Kennedy was now crying and watching me as if I were going to hurt her next, and I never wanted that. I watched Sheldon with pure hatred flowing through my veins as she reluctantly left the kitchen.
“Mama.” Kennedy held out her hands for her. Sheldon turned back for her, but my look stopped her. I let go of all the warmth from mere moments ago. She deserved the hard, cold exterior, not the person on the inside clawing to get out and save her from me.

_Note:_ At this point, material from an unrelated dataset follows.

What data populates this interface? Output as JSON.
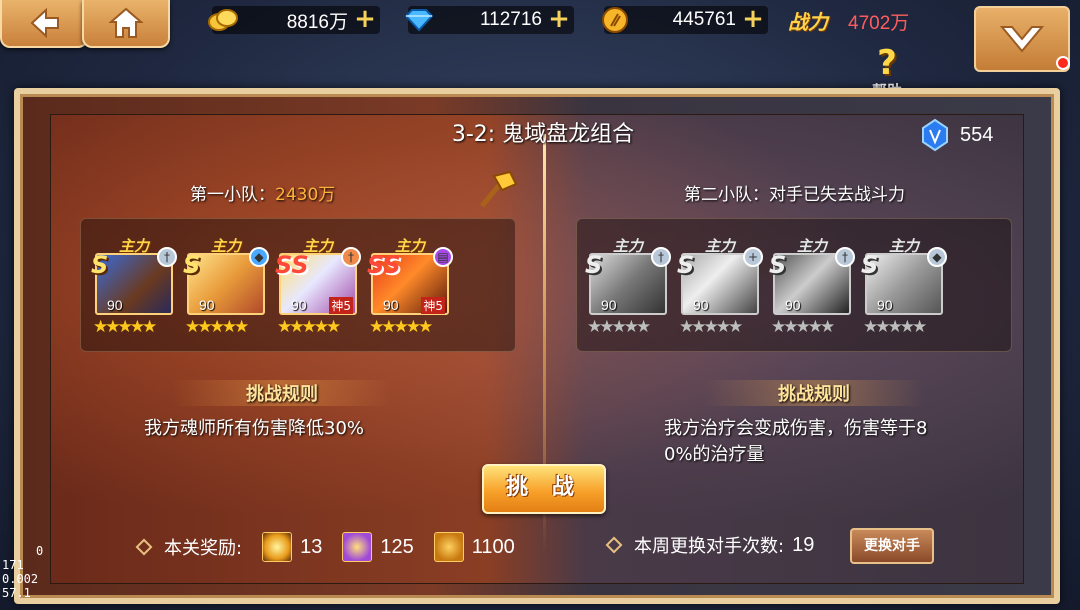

When she was finally gone, I turned to Kennedy, who now watched me with sad eyes. My own reflected back and I could feel the slump in my shoulders. “I’m sorry you had to see that, kid.”
I’d lost my appetite so I contented myself with watching her eat her pancakes once she calmed down. She wasn’t her usual talkative self, which made the atmosphere awkward, so when my phone rang, I welcomed the distraction.
“Keenan, you need to get here now.” Keiran’s gruff voice filtered through the phone before I could speak, but he sounded off. He sounded scared.
“What’s going on?”
“It’s your father.”
“My father?” John… or Mitch?
“John,” he clarified as if he could read my mind.
“What does he want?”
“He was shot, man, and it’s not looking good. Get here.”
CHAPTER TWENTY-FIVE
SHELDON
KEENAN HAD ALL but thrown us into the car without a word of where we were going and why. More than once, I had to ask him to slow the car and remind him that Kennedy was in the backseat, but he never responded. He would just grip the steering wheel tighter and let off the gas until whatever plagued his mind returned and then he would gun it again.
We made the eight-hour trip in just less than seven and went straight to the hospital. I still had no clue what was going on, but I knew someone close must have been in trouble judging by the look of terror and pain etched all over his features.
I grabbed Kennedy and chased after Keenan, who had parked in the emergency lane and ran into the building. He was at the reception desk, rattling the poor nurse who scrambled to find what I assumed was a room number.